Ask HN: How should I prepare for Google “Software Engineer,Front End” interview? - meatyapp
https:&#x2F;&#x2F;careers.google.com&#x2F;jobs#!t=jo&amp;jid=&#x2F;google&#x2F;software-engineer-front-end-1600-amphitheatre-pkwy-mountain-view-ca-2551200098&amp;<p>I am not sure whether I should focus on data structures &amp; algorithms or more web dev stuff.
======
imauld
This has made the rounds here previously. Hope it helps:

[https://github.com/jwasham/coding-interview-
university](https://github.com/jwasham/coding-interview-university)

------
abhimt
Below link has good set of problems. Hope this helps:
[http://www.techiedelight.com/list-of-
problems/](http://www.techiedelight.com/list-of-problems/)

------
haidrali
As far as I know google has standard procedure for hiring software engineers
regardless of of front end or backend, phone screenings followed by on-site
interviews. You are supposed to have good data structure and algorithmic
knowledge. I would suggest to go with data structure and algorithms, also
System Design is very important and your past projects ( if you are
experienced one ). Try to get as much information as possible from your
recruiter about your interview that will surely help.

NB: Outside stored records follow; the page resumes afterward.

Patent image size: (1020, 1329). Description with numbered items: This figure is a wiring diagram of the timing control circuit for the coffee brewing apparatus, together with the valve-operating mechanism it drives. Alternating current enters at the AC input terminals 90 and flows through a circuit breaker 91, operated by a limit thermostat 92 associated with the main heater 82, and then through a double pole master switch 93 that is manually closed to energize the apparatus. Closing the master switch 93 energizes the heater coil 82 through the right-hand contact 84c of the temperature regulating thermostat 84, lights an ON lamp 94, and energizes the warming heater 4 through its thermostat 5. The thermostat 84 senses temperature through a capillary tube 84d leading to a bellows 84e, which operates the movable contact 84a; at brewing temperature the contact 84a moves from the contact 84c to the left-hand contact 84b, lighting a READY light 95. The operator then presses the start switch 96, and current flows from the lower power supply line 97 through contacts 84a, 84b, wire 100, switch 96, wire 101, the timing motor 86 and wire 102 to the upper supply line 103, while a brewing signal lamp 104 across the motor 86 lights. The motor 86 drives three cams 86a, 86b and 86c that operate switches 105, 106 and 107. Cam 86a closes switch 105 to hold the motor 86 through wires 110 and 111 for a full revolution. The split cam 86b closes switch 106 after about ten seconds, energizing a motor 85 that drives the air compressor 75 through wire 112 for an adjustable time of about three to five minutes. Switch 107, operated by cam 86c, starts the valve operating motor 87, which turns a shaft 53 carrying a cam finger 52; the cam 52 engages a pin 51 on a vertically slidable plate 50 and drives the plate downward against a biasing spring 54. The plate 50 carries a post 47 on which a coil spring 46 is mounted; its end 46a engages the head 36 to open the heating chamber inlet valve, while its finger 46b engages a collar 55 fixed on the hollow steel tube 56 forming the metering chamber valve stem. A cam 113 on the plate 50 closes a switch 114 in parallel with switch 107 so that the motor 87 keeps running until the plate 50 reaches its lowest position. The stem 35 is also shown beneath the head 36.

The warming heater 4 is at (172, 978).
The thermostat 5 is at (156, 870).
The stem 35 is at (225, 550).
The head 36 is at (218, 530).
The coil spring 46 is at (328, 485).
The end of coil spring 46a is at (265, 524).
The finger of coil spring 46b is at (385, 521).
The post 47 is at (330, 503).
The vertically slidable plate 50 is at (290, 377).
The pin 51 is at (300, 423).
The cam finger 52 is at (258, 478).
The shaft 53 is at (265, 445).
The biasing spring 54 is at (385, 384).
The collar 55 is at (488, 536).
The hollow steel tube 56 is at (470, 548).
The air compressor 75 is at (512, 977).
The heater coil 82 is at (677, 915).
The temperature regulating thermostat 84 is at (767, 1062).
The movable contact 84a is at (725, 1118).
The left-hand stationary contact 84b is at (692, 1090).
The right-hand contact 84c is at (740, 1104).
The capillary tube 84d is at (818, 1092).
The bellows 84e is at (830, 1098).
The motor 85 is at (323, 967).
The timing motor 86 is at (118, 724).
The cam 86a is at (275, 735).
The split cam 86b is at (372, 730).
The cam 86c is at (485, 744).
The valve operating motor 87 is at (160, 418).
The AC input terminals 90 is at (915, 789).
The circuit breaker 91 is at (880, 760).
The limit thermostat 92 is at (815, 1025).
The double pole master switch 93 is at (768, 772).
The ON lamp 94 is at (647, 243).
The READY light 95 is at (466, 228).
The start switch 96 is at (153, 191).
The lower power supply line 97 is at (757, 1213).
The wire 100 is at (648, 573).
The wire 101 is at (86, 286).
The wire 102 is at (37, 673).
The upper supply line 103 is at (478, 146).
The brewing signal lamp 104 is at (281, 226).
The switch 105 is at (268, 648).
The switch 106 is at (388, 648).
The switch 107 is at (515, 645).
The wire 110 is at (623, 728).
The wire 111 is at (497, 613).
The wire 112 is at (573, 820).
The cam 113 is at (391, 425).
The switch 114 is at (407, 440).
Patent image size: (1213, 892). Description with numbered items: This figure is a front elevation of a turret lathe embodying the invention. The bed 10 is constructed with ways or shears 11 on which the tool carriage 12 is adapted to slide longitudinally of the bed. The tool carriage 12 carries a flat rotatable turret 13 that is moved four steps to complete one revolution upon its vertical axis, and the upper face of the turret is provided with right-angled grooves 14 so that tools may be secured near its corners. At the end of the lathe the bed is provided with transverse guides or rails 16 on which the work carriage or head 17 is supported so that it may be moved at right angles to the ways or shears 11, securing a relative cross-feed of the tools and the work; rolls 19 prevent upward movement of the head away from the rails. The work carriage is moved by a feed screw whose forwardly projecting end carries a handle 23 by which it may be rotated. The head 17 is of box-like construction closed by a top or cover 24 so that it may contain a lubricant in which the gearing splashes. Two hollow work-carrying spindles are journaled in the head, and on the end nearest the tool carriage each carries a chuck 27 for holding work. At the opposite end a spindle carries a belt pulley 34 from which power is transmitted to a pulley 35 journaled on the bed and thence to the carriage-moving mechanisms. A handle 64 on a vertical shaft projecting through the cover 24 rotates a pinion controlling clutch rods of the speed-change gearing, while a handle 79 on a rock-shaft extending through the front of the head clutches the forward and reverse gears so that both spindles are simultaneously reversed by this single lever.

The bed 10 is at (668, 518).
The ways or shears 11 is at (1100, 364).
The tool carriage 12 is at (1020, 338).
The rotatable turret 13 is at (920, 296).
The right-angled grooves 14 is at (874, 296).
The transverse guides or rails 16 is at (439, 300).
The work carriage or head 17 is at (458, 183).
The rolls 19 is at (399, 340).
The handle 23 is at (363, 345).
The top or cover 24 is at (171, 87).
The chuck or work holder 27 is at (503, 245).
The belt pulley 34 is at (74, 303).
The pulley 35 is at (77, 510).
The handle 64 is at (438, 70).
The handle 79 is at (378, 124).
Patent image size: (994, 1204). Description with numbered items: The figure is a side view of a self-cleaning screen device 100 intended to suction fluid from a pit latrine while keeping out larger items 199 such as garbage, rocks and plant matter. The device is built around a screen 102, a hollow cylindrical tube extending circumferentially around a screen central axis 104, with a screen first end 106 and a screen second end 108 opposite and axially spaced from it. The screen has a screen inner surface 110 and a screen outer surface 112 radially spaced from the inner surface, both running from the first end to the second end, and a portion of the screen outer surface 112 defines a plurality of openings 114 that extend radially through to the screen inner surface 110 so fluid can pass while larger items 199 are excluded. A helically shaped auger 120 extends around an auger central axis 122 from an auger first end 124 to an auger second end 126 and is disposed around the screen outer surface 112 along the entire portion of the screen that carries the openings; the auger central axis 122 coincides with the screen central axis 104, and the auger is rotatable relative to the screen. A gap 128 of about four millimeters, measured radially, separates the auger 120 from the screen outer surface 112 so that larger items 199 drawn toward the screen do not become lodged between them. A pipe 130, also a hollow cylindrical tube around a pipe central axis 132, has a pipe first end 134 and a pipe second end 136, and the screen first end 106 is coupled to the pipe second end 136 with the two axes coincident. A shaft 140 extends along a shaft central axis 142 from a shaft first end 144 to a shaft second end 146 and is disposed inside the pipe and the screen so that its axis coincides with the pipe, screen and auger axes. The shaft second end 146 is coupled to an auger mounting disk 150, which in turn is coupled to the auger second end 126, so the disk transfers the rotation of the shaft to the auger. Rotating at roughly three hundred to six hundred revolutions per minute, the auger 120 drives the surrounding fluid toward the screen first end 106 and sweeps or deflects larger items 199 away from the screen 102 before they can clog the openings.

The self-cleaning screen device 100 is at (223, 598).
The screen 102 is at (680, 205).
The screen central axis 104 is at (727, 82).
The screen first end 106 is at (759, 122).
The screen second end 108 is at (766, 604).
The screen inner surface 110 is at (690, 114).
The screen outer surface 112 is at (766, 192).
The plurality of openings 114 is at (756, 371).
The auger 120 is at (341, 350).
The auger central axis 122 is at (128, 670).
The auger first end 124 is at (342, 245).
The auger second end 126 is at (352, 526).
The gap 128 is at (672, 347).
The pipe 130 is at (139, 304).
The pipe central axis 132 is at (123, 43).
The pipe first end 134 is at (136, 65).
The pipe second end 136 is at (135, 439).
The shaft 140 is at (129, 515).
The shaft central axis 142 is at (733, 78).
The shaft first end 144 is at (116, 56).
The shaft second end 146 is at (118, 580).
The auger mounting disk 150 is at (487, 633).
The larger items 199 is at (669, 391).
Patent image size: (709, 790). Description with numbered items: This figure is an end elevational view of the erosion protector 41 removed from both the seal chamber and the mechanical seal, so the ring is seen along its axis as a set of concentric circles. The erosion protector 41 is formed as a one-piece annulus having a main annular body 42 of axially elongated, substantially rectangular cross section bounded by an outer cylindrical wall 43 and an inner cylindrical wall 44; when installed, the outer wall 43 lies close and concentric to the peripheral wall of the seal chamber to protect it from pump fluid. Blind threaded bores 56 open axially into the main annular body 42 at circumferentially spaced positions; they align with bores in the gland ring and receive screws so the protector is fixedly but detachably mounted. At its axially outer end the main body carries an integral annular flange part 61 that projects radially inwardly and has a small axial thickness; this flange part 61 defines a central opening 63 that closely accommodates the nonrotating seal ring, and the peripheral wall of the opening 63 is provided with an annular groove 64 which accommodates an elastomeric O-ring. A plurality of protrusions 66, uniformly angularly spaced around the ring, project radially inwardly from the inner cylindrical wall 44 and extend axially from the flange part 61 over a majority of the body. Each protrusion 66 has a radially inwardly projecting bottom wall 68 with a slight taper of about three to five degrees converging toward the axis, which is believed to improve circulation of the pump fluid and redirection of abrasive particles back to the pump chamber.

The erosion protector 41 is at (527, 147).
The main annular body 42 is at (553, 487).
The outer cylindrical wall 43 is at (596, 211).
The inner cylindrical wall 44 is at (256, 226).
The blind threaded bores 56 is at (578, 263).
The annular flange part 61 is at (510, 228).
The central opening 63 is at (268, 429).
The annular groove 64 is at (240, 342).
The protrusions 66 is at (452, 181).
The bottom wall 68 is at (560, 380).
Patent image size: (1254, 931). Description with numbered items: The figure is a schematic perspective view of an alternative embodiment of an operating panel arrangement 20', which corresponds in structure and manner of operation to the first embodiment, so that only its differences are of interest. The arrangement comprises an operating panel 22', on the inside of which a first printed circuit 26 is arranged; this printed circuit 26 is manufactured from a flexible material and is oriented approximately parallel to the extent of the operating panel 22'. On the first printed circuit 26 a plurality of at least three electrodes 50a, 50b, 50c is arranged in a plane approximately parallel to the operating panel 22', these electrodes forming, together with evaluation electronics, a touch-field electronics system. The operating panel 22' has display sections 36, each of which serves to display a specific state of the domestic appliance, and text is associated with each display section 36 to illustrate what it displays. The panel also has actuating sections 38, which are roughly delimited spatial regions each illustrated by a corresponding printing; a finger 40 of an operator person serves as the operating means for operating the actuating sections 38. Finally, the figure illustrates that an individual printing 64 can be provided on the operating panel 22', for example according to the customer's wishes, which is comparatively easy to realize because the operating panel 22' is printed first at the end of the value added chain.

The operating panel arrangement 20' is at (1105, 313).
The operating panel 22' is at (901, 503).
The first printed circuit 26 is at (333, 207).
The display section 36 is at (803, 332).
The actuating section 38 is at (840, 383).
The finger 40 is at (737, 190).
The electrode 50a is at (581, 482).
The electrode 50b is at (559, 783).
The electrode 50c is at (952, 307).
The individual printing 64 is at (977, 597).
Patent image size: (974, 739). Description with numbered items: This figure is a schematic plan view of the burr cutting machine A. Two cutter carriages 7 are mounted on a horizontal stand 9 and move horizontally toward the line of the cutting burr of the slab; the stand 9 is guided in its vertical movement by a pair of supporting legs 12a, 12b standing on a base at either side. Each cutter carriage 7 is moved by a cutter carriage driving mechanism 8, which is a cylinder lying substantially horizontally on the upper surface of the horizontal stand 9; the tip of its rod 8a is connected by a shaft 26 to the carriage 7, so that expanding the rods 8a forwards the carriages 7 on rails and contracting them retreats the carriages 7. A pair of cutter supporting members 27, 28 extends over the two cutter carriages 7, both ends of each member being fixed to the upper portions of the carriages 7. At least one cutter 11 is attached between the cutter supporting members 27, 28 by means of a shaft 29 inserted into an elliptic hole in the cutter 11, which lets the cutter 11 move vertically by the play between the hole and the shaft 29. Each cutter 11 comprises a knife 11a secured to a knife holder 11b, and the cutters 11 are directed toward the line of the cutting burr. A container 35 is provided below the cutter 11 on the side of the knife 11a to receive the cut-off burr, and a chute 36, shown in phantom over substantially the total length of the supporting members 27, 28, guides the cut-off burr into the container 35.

Best of luck for the interview.

------
auslegung
I assumed this was a common enough subject of blog posts and Reddit
discussions that a Google search should answer your question. Maybe not
though. Too sleepy to check right now, but best of luck!

All I can think of is that there are books written about the logic puzzles and
algorithms Google uses in their interviews, but take that with a grain of
salt.

------
skylark
All of the above. You should be ready to answer standard ds/alg whiteboard
questions, have a strong grasp of JavaScript, and be ready to answer system
design questions related to client side development.